Quindi meglio lasciare da parte le facili metafore. Gli psichiatri infatti si chiedono ancora: «Regge ancora la metafora del viaggio, anche aereo, come passaggio per una liberazione o per una segregazione come nel caso della "nave dei folli", quella che ci ricordava Foucault? Ma non volevamo che fossero banditi tutti gli appellati quali matto, folle, pazzo? Non pensavamo che la vera liberazione passasse per l'autonomia del soggetto disagiato che viaggiasse si, in maniera protetta anche, ma senza sbandierare al mondo intero la sua intima essenza: la follia!».

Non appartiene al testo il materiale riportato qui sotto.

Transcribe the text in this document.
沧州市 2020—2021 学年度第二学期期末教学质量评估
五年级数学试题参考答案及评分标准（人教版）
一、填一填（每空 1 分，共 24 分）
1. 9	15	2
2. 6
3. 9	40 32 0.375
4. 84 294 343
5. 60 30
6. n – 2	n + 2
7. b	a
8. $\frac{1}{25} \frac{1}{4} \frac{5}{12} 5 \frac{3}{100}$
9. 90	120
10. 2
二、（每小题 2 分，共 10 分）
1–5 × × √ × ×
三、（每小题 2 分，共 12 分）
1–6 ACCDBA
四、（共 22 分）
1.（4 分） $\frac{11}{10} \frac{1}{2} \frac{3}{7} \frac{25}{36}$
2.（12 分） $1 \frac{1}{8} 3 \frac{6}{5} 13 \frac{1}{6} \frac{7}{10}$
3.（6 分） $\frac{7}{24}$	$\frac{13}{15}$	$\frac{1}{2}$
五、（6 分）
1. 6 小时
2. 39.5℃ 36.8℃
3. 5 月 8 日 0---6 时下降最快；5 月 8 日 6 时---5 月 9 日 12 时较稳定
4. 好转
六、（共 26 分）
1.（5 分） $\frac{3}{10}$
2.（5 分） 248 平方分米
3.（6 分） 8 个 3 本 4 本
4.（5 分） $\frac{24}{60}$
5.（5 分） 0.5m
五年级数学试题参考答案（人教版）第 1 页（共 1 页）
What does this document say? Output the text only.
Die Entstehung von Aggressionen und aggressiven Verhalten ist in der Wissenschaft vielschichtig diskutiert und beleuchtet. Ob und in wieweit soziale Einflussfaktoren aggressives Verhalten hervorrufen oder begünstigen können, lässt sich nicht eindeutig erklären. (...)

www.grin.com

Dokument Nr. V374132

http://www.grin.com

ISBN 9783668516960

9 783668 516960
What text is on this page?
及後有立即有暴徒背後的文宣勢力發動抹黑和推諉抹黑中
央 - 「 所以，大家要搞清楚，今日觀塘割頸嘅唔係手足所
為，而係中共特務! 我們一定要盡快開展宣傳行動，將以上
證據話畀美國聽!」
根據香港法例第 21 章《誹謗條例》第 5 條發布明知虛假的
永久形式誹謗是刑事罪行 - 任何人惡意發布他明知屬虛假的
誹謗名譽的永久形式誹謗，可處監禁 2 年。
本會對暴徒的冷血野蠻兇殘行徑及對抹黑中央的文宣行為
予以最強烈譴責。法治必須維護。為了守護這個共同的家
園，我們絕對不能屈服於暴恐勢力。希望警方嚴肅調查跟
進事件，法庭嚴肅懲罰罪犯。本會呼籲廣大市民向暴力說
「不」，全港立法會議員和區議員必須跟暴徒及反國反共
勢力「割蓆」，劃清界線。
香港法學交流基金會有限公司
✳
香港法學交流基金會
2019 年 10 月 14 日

Nel caso del treno, come dell'aereo invece è proprio l'intima essenza dei viaggiatori, la relativa definizione terminologica, a farne mezzi di trasporto "eccezionali". Un'eccezione che se per alcuni può sembrare degna di merito e rinnovo, per altri fa «tornare indietro all'epoca del ventennio fascista quando una ventina di aerei, sempre gli stessi, venivano portati in parata nei maggiori aeroporti italiani per dimostrare che l'Italia era ben preparata per la guerra imminente. «Anche oggi trattasi di aerei, ma "sottosopra", utilizzando nuovamente e da sempre ciò che immediatamente connota e identifica l'oggetto dell'intervento psichiatrico, vale a dire gli utenti un po' picchiatelli e, quindi, "sottosopra"».